I confess that I didn’t bother to parse BLUE SUEDE SHOES. I would certainly associate the song with Elvis even though Perkins wrote it and got to #1 with it in 1956.
Knock knock.
“Who’s there?”
“Wurlitzer”
“Wurlitzer who?”
“Wurlitzer one for the money, two for the show…”
Coat time.
Good stuff all round
Picaroon always good value.
Rhotacism, cornu, imshi – every day’s a schoolday
Thanks to Andrew
Started slowly as others have said but found this really enjoyable with some great clues.
I was pleased to see that the 4 14-letter clues weren’t write-ins as they often are when this grid is used which meant the puzzle didn’t capitulate as easily as some do.
Don’t understand the objection to dosser as SOED gives “someone who dosses” and
doss d?s ? verb2 intrans. slang. l18.
…..
2 Idle or waste time; fool about, mess around. m20.
Chambers is really a pretty poor dictionary in my opinion. I never even look at mine nowadays.
Andrew. Surely the “oddness” in rhotacism is more straightforward than you suggest. SOED has
rhotacism ?r??t?s?z(?)m ? noun. m19.
1 Linguistics. Excessive use or distinctive pronunciation of the phoneme r (repr. by the letter r); spec. use of the burr or uvular r. m19.
I think that could be “pronounced oddness”
Nice to see the setters referring to one of our regulars. 🙂
Why aren’t all Friday puzzles as good as this?
Thanks to Andrew and Picaroon
Thanks to Picaroon and Andrew.
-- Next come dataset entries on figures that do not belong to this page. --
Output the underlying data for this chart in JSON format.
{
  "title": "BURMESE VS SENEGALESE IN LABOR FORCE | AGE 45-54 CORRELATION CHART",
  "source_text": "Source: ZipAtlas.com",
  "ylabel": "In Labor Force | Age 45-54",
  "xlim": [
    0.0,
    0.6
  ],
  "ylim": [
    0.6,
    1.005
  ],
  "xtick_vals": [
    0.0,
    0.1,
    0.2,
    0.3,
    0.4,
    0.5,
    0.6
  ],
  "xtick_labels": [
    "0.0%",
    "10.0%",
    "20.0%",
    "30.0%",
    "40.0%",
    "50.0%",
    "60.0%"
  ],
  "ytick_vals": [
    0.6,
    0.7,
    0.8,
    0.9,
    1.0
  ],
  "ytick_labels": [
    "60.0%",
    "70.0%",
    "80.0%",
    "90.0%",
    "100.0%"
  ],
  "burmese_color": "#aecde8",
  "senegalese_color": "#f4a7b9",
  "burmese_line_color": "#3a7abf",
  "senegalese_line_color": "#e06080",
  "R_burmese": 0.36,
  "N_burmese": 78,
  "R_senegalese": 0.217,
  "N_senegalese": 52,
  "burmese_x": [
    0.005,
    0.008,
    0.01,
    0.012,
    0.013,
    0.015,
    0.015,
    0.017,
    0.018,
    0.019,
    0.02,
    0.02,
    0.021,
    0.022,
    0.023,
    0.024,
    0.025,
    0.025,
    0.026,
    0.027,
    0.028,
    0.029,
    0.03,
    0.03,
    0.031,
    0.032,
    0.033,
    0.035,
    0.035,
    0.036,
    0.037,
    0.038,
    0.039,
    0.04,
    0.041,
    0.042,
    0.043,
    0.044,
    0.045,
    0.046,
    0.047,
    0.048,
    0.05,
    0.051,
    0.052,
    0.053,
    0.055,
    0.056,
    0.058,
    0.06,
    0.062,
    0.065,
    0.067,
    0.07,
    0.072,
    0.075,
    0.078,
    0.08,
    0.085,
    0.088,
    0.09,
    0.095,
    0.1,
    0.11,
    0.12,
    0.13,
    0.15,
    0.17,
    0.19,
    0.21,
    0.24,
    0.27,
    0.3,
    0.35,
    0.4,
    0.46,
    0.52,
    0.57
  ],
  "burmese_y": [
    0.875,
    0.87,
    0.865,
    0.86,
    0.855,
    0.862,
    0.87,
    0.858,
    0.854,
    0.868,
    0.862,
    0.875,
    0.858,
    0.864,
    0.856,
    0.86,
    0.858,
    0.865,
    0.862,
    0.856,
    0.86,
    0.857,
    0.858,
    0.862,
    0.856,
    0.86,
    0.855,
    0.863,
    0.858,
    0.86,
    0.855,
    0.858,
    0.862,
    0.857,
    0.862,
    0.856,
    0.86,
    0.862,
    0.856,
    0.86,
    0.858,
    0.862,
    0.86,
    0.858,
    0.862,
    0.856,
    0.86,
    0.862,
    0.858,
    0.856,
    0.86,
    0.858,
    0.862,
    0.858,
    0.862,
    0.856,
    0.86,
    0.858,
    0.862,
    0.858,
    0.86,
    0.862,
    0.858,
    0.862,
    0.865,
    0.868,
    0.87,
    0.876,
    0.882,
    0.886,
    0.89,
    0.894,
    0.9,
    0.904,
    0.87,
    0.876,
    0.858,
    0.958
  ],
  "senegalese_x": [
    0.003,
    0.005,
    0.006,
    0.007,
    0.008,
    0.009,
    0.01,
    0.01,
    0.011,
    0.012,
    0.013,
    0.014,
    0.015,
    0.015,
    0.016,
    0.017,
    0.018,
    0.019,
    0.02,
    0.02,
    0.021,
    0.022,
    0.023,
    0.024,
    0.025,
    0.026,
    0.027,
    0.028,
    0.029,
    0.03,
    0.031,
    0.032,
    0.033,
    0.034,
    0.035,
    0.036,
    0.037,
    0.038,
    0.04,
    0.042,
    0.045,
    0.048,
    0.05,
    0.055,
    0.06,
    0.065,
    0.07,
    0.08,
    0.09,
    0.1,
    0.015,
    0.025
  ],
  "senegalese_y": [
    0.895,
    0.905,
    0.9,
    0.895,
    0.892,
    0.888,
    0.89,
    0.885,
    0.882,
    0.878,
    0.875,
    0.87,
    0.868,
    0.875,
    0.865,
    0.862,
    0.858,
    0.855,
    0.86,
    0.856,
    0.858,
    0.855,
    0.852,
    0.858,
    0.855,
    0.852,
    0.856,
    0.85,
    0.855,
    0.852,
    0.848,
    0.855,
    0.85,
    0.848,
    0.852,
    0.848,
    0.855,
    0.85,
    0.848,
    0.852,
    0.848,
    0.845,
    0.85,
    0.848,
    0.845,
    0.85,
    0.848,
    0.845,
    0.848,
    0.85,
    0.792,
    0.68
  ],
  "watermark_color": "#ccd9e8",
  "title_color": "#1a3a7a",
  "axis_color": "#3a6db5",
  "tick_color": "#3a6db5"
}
Great work! IMSHI was new to me; doubt I’ll remember it.
Regarding BLUE SUEDE SHOES: My well-worn Billboard Book of Top 40 Hits shows that both Perkins and Presley reached the Top 40 in 1956. Elvis’s version was on it for 5 weeks while reaching
#20. The Perkins version was on the list for 17 weeks and was #2 at its highest point.
Cheers…
Started slowly … Twenty minutes later gave up with not a single clue in. (Thought of Cornu but it didn’t seem like a word.) I think that’s the first time that has happened in several years. So maybe just a wee bit too hard. It would be kinder to throw in just one or two starter clues, surely?
Thanks all
In 10ac I was convinced that ‘in’ France was ‘en’ giving corne which is fine.
Hence I spent a long time trying to solve 3 d and had almost accepted that it must be a foreign phrase.
Favourite ‘groaner’ for me here was BLUE SUEDE SHOES
DOSSER definitely OK – ‘dossing around’ has always meant ‘actively doing nothing’ to me.
muffin@24; indeed. The version starting with T was defined precisely to my wife and I on holiday in the Isle if Wight in 2007. Cue approach of low-suspension hatchback, windows down, mindless thumping music, driver sitting forward in seat, serious face, no passengers…very ordinary, middle-class chap on pavement mutters loudly ‘tosser’ with no hint of shame; just a statement of precisely-defined fact.
Thanks Picaroon and Andrew
What a cracking puzzle to finish the week … it well and truly spilled over to Saturday afternoon … filling in time whilst waiting for the better half!
Finished up in the NW corner with HACKSAWS, HIDEBOUND and DOSSIERS the last ones in. Each clue had to be prised out … but when they were solved, one wondered why – apart from RHOTACISM, CORNU and IMSHI.
Finished this in the pub on Friday evening and was out all day yesterday so I’m just catching up here. I enjoyed this one, which gave way steadily but not too easily. Last in was SPICEBUSH (which was unfamiliar as was IMSHI but in both cases the wordplay was straightforward) – the problem was that I’d put STANDS in for 20 down without really noticing that the parsing didn’t quite work. I’m intrigued by the debate about the verb doss and laziness – I didn’t question it because this usage was common in school slang in the late 70s / early 80s so maybe it’s a generational thing.